04.09.2023 •

Patiententransport im Systemverbund Land, Luft und See

Weiterführende Überlegungen zur Durchführung des Patiententransportes

M. Kohl, L. Nolde, T. Moll, C. Braunöhler

Einleitung

Auftrag des Sanitätsdienstes der Bundeswehr ist es, die sanitätsdienstliche Unterstützung der deutschen Streitkräfte in den Einsatz- und Übungsgebieten im In- und Ausland weltweit zu gewährleisten. Das Wissen, dass bei einer Verwundung, Verletzung oder Erkrankung eine durchgehende qualitativ hochwertige medizinische Versorgung und eine belastbare Rettungskette bis ins Heimatland besteht, trägt wesentlich zur Moral der Truppe bei und stärkt somit ihre Kampfkraft.

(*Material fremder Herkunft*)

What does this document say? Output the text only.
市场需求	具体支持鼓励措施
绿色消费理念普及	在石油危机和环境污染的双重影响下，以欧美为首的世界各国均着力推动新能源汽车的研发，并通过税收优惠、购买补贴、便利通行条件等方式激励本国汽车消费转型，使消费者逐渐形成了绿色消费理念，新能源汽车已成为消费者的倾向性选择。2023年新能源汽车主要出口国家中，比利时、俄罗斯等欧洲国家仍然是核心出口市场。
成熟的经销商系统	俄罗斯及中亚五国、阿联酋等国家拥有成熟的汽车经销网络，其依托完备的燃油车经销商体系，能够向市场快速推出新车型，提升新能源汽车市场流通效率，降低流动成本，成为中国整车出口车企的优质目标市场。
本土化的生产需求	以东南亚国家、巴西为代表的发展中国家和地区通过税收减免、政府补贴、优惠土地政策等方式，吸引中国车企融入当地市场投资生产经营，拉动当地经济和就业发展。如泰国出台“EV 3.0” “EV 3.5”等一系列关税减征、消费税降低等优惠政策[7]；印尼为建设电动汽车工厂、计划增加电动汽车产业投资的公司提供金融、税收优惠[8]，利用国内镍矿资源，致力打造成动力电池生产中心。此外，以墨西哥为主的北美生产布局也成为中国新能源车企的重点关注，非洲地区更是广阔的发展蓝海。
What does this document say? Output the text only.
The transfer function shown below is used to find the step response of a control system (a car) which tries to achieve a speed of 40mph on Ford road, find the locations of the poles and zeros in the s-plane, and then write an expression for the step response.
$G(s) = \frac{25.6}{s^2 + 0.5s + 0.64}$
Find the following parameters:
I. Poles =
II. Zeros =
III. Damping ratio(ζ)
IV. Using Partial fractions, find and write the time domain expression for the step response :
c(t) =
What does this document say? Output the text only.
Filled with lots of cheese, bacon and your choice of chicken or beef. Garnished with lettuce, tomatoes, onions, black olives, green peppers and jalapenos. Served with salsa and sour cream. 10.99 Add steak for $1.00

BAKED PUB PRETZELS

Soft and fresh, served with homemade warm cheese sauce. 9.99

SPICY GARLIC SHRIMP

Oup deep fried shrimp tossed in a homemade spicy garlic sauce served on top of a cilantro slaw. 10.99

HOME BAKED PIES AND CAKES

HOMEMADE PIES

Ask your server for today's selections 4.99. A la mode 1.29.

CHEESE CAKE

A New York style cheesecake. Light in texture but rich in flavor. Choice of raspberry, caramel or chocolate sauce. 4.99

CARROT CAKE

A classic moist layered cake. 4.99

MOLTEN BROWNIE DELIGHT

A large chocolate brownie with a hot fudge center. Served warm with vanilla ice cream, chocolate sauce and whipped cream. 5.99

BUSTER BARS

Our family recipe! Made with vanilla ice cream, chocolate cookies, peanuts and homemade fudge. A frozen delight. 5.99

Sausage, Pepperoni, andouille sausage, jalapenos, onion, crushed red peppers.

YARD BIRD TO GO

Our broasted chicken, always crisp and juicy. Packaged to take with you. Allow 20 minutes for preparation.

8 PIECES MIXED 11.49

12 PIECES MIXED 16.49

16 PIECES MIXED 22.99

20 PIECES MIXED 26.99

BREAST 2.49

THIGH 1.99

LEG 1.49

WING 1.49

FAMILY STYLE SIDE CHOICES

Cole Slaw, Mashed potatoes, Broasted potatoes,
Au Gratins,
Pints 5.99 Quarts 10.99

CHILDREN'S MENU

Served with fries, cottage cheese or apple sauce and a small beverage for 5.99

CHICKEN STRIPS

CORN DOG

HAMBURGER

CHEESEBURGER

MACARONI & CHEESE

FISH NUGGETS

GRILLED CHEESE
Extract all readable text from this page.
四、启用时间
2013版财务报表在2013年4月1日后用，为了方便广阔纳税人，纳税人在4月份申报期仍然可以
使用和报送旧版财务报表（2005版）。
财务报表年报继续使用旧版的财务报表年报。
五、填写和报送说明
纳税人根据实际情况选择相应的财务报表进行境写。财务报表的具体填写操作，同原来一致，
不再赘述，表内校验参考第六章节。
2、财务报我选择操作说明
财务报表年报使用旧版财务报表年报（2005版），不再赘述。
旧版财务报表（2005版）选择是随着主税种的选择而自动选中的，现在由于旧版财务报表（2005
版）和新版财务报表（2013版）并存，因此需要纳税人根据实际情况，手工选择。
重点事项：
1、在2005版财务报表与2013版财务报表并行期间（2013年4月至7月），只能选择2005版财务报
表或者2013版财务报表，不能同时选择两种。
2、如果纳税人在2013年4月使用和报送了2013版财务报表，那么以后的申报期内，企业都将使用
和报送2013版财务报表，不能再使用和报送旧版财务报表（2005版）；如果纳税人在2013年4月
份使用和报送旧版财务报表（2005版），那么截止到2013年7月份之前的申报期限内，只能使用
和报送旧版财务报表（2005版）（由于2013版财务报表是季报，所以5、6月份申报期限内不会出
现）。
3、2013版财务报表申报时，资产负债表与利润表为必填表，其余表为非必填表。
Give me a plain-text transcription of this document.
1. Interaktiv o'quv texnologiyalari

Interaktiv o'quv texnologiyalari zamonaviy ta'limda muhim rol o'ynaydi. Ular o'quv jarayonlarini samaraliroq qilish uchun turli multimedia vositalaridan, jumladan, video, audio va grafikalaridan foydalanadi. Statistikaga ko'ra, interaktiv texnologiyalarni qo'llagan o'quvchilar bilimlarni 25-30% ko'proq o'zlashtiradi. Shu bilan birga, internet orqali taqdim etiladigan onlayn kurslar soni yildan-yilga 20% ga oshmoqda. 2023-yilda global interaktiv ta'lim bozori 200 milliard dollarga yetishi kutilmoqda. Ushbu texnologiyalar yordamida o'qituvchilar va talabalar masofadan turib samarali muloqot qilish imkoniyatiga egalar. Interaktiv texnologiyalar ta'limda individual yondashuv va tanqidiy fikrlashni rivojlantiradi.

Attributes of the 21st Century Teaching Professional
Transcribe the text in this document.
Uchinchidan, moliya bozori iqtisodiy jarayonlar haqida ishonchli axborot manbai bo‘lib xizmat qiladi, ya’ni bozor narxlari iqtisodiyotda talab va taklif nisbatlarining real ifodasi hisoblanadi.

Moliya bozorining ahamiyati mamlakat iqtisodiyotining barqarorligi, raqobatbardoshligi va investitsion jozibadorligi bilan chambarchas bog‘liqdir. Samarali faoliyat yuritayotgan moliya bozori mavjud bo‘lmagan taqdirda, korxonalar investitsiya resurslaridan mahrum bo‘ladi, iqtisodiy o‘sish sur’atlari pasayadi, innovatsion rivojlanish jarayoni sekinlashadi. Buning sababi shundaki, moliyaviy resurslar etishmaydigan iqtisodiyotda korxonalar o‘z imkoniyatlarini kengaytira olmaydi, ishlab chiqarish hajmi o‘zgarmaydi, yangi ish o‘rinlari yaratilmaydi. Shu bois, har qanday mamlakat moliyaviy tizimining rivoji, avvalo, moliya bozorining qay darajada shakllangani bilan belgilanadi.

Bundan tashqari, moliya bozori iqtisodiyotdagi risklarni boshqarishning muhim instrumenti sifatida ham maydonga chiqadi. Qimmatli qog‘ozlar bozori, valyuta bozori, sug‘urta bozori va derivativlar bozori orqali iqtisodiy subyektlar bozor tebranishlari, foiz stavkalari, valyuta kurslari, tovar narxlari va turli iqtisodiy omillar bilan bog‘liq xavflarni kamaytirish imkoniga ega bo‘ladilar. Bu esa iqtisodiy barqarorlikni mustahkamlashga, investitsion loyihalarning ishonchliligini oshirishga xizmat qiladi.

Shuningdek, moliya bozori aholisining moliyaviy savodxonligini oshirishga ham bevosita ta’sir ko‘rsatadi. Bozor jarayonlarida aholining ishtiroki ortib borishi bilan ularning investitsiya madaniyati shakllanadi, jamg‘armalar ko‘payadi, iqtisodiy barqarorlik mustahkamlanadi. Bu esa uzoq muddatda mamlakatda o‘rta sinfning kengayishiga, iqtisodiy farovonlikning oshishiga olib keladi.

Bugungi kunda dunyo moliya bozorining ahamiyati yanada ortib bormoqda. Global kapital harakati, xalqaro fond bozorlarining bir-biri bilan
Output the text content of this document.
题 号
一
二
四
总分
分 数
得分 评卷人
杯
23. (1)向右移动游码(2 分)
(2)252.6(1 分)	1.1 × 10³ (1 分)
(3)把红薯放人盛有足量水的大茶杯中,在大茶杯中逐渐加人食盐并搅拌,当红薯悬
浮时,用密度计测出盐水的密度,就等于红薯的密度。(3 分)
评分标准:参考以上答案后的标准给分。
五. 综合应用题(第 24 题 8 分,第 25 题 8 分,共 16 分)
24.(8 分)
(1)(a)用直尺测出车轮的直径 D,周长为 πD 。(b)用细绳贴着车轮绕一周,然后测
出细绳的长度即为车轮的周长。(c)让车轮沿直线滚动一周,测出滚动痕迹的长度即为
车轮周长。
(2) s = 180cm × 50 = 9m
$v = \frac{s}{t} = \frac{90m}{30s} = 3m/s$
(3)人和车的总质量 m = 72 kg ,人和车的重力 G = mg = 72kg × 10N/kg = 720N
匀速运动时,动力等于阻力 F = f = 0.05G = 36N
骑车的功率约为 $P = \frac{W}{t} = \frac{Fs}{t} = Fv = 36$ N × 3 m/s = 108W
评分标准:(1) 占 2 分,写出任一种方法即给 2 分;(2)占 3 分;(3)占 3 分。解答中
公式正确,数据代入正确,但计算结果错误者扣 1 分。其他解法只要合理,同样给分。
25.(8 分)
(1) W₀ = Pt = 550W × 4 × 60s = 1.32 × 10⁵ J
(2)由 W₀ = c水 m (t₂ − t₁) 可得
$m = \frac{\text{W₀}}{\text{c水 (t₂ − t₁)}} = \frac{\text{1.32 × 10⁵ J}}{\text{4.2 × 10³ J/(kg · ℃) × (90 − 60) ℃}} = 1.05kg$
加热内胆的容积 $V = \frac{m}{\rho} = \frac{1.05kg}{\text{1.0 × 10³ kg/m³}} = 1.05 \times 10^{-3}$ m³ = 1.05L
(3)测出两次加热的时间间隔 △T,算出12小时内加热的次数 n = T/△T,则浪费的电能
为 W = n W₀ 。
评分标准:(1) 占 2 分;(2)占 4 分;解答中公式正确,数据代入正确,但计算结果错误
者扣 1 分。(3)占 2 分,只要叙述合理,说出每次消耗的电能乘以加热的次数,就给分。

Die Sicherstellung der Rettungskette vom Ort der Verwundung, Verletzung oder Erkrankung bis in die endgültige sanitätsdienstliche Versorgungseinrichtung im Heimatland muss qualitativ hochwertig und quantitativ ausreichend aufgestellt erfolgen.

Im Hinblick auf die Refokussierung vom Internationalen Krisenmanagement (IKM) zur Landes- und Bündnisverteidigung (LV/BV) wurde der Patiententransport in seinen qualitativen und quantitativen Fähigkeiten betrachtet und für die Division 2025 ausgeplant. Hierbei ­wurden die Bedarfe sowie die taktischen und operativen Gegebenheiten in den Systemverbünden (SysV) Land, Luft und See in die Ermittlung des Patiententransportbedarfes mit einbezogen.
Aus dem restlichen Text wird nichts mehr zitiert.